From what I’ve seen, if a property has a nice lawn (without any fertilizer or watering), then the jujubes will do very well. Patchy yellow lawns will be more of a challenge.
And as Scott noted, deer are very very bad. I tried growing jujube at a couple properties (which I thankfully later sold) where there were a lot of deer. None survived the first year.
I think that is generally true, but a lot depends on the cultivar and how close the rain is to ripening. Sugar Cane and Xu Zhou both do badly with it. If someone decides to sell the fruit (something I’ve been forced to consider recently), what to do with cracked fruit is a question to deal with. Roger Meyers used to sell the ones that cracked as dried fruit. I’m not sure that would work here, unless you are on top of things. Even then, you could end up with fruit flies, etc. I’m actually getting ready to start separating the cracked Bok Jo and may give them a few hours in the oven at 180F to kill any fruit flies which seem interested in cracked fruit.
While it was a problem in the past, it hasn’t been an issue this year for me. Part of it is the older trees, but I think the weather was just much more conducive.
This is a bit preliminary, as I am still yet to taste ripe fruit from a few of the varieties this year that I expect could be on the list (Dong and Sandia), but here are my top 10 for taste. But taste is subjective and I think reasonable people could disagree about the order of the top 5. And that is for the fruit as grown in my area. If you grow it in other parts of the country, the whole list could change.
1- Honey Jar
2- Mei Mi*
3- Sugar Cane
4- Black Sea
5- Fuicuimi
6- Confetti*
7- Coco
8- KFC*
9- BV1 Seedling*
10-Massandra/Maya
*- small sample
In terms of production, I think the list would be as follows, with the top 3 being pretty close. I might include Autumn Beauty, in sunny years, as I had a massive production jump in almost all my Autumn Beauty trees this year. Same thing for Chico. But, I’m not sure if I can expect the same sort of production in a year without the inordinate amount of sunny days.
1- Bok Jo
2- Honey Jar
3- Xu Zhou
4- Sugar Cane
5- Black Sea
6- Confetti
7- Heitian Jade*
8- So
9- Massandra
10- Dae Sol Jo
So, I don’t think you’d go wrong with Honey Jar, Sugar Cane (cracks a lot if it rains close to harvest), or Black Sea. Fuicuimi could eventually join them, as quality was good and one tree had a massive harvest. But the original tree (from which the big harvest branch was grafted) has continued to have little production.
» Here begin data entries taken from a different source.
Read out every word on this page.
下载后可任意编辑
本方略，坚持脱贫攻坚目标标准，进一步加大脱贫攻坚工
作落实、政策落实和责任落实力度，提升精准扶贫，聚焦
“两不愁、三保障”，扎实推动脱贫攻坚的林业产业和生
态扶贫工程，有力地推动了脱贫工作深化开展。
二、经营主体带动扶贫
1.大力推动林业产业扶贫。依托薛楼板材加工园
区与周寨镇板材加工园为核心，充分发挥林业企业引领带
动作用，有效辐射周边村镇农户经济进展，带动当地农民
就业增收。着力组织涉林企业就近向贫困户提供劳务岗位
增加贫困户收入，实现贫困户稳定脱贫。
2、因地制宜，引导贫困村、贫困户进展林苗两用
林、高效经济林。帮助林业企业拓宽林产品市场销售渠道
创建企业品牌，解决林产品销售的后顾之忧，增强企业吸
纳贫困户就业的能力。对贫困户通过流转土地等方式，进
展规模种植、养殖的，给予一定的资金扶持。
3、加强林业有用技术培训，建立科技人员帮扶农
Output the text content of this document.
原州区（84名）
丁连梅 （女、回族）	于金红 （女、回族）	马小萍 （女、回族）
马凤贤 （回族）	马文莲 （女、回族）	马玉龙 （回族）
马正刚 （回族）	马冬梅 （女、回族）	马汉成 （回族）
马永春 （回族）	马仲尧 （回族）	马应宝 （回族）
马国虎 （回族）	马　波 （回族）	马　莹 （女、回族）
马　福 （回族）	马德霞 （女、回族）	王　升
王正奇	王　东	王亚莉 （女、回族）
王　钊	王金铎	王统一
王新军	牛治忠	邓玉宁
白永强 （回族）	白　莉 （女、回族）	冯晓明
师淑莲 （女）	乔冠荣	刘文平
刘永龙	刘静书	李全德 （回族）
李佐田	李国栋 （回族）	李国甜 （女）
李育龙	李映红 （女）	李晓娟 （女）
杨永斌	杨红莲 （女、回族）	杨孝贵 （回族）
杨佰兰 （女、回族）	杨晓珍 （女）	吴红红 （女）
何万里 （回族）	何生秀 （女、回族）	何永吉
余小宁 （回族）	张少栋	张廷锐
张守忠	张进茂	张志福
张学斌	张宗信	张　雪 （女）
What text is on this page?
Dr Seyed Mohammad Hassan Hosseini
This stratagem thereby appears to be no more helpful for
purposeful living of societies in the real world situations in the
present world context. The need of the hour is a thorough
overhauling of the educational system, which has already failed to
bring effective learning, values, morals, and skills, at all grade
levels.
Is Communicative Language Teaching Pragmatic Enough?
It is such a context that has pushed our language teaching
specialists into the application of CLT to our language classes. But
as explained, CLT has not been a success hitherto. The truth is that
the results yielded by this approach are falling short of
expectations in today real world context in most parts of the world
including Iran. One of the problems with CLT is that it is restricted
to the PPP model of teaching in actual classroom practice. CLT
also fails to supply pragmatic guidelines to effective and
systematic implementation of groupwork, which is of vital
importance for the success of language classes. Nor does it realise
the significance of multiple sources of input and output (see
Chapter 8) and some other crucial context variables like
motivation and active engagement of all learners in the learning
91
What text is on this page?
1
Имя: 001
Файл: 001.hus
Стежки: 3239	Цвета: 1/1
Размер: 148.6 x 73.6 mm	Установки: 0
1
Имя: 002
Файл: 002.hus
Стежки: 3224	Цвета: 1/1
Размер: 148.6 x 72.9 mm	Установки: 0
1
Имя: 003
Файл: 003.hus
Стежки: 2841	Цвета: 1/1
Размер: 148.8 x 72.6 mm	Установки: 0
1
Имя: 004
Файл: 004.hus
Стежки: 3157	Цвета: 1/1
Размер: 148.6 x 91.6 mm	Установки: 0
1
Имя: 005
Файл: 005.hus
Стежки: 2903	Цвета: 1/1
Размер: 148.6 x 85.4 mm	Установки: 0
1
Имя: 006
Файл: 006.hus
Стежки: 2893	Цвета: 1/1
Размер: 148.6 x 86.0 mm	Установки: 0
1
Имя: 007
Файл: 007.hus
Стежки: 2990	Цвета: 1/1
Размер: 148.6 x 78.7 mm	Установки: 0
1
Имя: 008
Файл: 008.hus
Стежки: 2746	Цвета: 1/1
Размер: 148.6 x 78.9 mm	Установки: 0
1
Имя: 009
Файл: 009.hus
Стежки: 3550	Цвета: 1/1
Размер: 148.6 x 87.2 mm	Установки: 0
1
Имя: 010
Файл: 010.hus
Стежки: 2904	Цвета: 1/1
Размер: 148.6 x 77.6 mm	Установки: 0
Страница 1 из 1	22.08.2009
I’m not really thrilled with any of the large fruited varieties. None have as good of texture as the top 5 (or even really any of the top 10…). This includes Li, Da Bai Ling, Autumn Beauty, Shanxi Li, Dae Sol Jo, Redlands, and Sihong. But, at their best, they may be able to match up to varieties in the 15-20 range (out of maybe 50). I’d give Dae Sol Jo the nod based on production. It also doesn’t seem quite as sensitive to cracking as some of the others. I picked several pounds of it in the rain today and only had a few culls, though I think there were maybe 20% culls in the batch from yesterday (still better than the Shanxi Li).